Abu Dhabi telecoms group, Etisalat, may sell its stake in Etisalat Nigeria, which has defaulted on a $1.2 billion loan.
It, however, wants the company’s debt restructured before it does so, according to a report by Reuters, quoting two sources, on Monday.
The Central Bank of Nigeria (CBN) and the Nigerian Communications Commission, on Friday, agreed with local banks to pursue a default deal rather than a receivership for Etisalat Nigeria, so as not to deter investors and to avoid a wider debt crisis.
Etisalat is due to meet with creditors on Tuesday or Wednesday to discuss the default, the source said.

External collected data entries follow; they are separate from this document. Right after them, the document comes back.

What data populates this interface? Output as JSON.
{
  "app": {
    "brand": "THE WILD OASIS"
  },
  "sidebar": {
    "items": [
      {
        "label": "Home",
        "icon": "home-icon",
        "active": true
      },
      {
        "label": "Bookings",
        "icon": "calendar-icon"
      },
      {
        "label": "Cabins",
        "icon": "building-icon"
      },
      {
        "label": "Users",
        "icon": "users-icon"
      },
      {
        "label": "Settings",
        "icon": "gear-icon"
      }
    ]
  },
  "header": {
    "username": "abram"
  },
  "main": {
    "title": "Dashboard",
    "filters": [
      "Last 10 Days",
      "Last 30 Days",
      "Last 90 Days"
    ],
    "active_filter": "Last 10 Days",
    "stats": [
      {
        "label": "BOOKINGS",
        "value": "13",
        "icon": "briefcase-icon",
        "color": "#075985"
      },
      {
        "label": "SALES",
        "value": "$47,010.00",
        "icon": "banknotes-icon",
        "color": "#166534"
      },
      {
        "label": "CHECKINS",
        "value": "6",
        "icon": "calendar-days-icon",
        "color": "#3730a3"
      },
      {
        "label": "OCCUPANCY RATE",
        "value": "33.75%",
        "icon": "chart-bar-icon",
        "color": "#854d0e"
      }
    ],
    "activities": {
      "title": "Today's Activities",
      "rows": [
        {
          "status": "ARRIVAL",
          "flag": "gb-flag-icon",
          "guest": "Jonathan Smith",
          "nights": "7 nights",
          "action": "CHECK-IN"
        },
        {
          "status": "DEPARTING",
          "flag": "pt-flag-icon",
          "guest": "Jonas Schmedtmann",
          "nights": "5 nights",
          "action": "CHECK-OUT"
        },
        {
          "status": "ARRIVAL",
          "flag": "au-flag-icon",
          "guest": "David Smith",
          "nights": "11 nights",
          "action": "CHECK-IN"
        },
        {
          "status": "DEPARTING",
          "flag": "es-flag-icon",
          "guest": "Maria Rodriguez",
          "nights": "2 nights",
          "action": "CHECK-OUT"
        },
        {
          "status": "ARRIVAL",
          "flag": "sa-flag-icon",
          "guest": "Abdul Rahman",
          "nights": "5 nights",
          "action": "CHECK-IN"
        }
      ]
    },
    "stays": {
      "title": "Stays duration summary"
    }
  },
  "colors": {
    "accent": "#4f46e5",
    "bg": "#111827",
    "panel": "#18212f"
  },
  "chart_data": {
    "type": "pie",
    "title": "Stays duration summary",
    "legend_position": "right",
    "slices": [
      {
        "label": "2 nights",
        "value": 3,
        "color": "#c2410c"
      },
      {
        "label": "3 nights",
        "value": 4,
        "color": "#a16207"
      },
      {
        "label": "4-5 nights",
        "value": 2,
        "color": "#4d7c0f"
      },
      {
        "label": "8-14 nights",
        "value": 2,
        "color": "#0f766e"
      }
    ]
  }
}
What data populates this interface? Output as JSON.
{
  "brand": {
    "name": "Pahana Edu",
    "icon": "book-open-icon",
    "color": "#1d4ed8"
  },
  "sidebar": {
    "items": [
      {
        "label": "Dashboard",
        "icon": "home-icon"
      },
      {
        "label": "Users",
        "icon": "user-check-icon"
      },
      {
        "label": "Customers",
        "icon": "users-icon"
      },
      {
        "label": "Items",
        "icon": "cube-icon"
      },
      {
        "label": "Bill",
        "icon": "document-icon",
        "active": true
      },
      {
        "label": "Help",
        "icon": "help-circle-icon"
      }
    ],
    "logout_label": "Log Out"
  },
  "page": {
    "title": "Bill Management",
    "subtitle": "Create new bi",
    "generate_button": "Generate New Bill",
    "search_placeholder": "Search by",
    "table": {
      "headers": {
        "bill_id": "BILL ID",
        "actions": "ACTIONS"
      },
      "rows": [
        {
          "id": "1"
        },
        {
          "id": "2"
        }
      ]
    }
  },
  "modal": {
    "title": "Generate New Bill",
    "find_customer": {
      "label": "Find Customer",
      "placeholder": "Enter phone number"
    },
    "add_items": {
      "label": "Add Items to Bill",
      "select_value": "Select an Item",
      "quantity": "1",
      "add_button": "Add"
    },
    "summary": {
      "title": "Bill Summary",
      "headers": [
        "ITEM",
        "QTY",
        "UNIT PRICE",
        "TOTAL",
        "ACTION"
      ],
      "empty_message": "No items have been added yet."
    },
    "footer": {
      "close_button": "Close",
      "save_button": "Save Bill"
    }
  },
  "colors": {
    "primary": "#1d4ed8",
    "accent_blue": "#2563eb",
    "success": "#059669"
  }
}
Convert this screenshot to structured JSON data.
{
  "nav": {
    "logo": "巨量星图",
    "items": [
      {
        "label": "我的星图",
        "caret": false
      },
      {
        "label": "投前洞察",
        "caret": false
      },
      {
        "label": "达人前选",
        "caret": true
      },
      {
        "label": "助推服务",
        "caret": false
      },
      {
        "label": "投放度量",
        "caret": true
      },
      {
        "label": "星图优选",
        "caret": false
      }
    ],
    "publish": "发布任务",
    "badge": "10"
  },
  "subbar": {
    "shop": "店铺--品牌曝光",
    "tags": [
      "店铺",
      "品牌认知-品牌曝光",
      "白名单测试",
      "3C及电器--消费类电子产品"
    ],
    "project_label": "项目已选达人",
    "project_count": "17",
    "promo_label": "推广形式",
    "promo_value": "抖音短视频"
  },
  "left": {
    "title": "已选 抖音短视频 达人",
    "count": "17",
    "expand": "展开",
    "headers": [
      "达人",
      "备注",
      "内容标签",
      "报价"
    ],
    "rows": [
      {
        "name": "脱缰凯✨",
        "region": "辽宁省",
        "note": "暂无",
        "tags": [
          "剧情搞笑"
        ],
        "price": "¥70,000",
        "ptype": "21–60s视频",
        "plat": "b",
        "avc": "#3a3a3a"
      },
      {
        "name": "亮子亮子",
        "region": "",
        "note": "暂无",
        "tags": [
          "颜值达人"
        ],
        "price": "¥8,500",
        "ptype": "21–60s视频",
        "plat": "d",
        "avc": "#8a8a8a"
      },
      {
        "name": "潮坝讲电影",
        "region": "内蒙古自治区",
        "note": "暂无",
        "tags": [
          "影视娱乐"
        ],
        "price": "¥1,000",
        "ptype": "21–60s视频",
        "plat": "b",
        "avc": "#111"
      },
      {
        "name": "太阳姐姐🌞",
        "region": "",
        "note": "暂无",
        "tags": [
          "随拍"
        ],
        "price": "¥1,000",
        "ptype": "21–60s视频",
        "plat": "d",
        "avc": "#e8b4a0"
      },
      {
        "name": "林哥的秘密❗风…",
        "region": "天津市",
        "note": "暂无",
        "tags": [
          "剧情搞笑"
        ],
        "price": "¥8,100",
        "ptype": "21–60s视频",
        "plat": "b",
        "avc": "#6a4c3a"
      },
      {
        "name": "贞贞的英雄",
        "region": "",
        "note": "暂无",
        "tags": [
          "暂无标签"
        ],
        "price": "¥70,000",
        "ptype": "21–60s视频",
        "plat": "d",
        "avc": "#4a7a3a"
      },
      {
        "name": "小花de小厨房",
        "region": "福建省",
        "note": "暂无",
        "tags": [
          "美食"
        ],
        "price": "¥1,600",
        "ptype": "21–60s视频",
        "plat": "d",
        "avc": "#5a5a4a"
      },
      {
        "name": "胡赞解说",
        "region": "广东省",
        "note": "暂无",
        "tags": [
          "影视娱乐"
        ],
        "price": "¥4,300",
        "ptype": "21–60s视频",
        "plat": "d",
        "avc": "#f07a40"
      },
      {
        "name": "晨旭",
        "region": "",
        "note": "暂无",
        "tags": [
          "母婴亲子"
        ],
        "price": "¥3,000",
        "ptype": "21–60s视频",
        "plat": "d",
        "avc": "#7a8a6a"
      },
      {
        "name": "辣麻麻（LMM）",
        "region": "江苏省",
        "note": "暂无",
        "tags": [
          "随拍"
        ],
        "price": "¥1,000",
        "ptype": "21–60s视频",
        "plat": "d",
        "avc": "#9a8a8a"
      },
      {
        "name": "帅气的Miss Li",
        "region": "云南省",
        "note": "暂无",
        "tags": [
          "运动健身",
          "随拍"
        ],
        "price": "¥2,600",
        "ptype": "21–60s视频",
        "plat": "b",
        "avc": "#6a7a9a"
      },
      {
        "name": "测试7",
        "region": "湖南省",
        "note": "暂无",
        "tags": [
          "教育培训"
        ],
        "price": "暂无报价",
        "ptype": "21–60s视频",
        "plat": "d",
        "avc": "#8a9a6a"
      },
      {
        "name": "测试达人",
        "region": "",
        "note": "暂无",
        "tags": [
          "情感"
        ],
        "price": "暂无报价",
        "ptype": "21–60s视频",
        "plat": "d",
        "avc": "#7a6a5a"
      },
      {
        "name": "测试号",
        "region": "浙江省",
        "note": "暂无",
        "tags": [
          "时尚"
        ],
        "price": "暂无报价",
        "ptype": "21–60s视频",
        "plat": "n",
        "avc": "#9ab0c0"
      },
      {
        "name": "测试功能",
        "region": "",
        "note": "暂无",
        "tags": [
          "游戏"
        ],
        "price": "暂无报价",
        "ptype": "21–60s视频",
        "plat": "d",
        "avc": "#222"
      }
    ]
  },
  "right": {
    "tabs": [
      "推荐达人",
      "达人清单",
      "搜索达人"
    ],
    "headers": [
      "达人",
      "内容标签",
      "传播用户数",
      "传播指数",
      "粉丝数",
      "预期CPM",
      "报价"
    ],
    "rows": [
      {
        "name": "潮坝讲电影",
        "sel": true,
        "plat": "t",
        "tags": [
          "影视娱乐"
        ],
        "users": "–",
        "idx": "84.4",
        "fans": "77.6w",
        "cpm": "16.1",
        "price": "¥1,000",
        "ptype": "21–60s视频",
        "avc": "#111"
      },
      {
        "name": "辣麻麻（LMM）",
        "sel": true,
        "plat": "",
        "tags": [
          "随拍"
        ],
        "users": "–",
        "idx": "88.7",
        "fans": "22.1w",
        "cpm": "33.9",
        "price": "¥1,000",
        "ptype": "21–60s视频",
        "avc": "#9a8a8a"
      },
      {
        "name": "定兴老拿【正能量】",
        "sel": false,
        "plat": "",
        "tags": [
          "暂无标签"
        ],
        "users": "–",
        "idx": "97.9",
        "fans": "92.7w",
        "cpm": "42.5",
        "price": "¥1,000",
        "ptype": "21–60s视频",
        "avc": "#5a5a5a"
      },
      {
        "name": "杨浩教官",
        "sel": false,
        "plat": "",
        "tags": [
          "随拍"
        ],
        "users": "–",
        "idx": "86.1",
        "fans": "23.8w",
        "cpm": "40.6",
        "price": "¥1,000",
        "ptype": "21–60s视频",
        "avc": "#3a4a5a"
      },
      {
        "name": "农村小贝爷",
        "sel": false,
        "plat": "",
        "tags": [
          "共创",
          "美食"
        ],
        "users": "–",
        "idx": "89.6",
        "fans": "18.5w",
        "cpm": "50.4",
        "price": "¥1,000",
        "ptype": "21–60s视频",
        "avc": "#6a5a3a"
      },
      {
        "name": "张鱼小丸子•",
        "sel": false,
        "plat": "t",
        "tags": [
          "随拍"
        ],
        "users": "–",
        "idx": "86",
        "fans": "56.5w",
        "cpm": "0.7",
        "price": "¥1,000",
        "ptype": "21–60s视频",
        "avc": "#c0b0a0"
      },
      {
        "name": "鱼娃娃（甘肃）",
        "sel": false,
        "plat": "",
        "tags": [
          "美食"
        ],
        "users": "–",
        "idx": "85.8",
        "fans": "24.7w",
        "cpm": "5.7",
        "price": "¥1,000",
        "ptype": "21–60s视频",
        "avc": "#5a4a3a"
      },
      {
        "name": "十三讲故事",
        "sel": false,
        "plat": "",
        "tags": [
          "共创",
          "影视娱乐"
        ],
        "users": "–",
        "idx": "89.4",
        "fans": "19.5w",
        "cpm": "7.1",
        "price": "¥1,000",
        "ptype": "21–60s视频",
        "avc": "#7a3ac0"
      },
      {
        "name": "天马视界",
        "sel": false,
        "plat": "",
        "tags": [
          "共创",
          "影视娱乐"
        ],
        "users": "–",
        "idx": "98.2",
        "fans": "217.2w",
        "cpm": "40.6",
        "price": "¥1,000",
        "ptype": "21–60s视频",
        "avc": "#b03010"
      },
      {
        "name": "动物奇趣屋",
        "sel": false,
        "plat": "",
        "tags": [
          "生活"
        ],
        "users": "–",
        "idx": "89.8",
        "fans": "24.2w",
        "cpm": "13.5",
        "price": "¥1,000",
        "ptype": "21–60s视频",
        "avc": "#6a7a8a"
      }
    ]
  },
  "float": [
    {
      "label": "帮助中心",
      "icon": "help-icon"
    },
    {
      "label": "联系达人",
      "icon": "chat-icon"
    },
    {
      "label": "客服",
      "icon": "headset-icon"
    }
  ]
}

It was not clear whether Etisalat, which has a 45 percent holding in Etisalat Nigeria after converting a loan to equity in February, would divest completely.
Ahmed Bin Ali, senior vice president of Etisalat, declined Reuters’ request for comments, while Etisalat Nigeria could not be reached.
“It is at an early stage,” a source said of the sale.
Etisalat Nigeria signed a $1.2 billion medium-term facility with 13 Nigerian banks in 2013, which it used to refinance an existing $650 million loan and modernise its network.
But an economic downturn, a currency devaluation and dollar shortages on Nigeria’s interbank market led to it missing payment.
Banks involved in the loan include: Zenith Bank, GTBank, First Bank, UBA, Fidelity Bank, Access Bank, Ecobank, FCMB, Stanbic IBTC Bank and Union Bank.
Abu Dhabi state investment fund, Mubadala, which has a 40 percent stake in Etisalat Nigeria, wants a solution found, another source said.
Mubadala declined to comment.
Etisalat’s chief strategy officer, Khalifa Hassan al-Forah al-Shamsi, told Reuters that it was making sure that in markets where there are currency fluctuations, operating costs are in local currency. Though he was not responsible for Nigeria.
The naira lost a third of its official value against the dollar last year.
Etisalat Nigeria has 20 million subscribers, according to Nigeria’s telecom regulator, making it the country’s number four mobile operator with a 14 percent market share.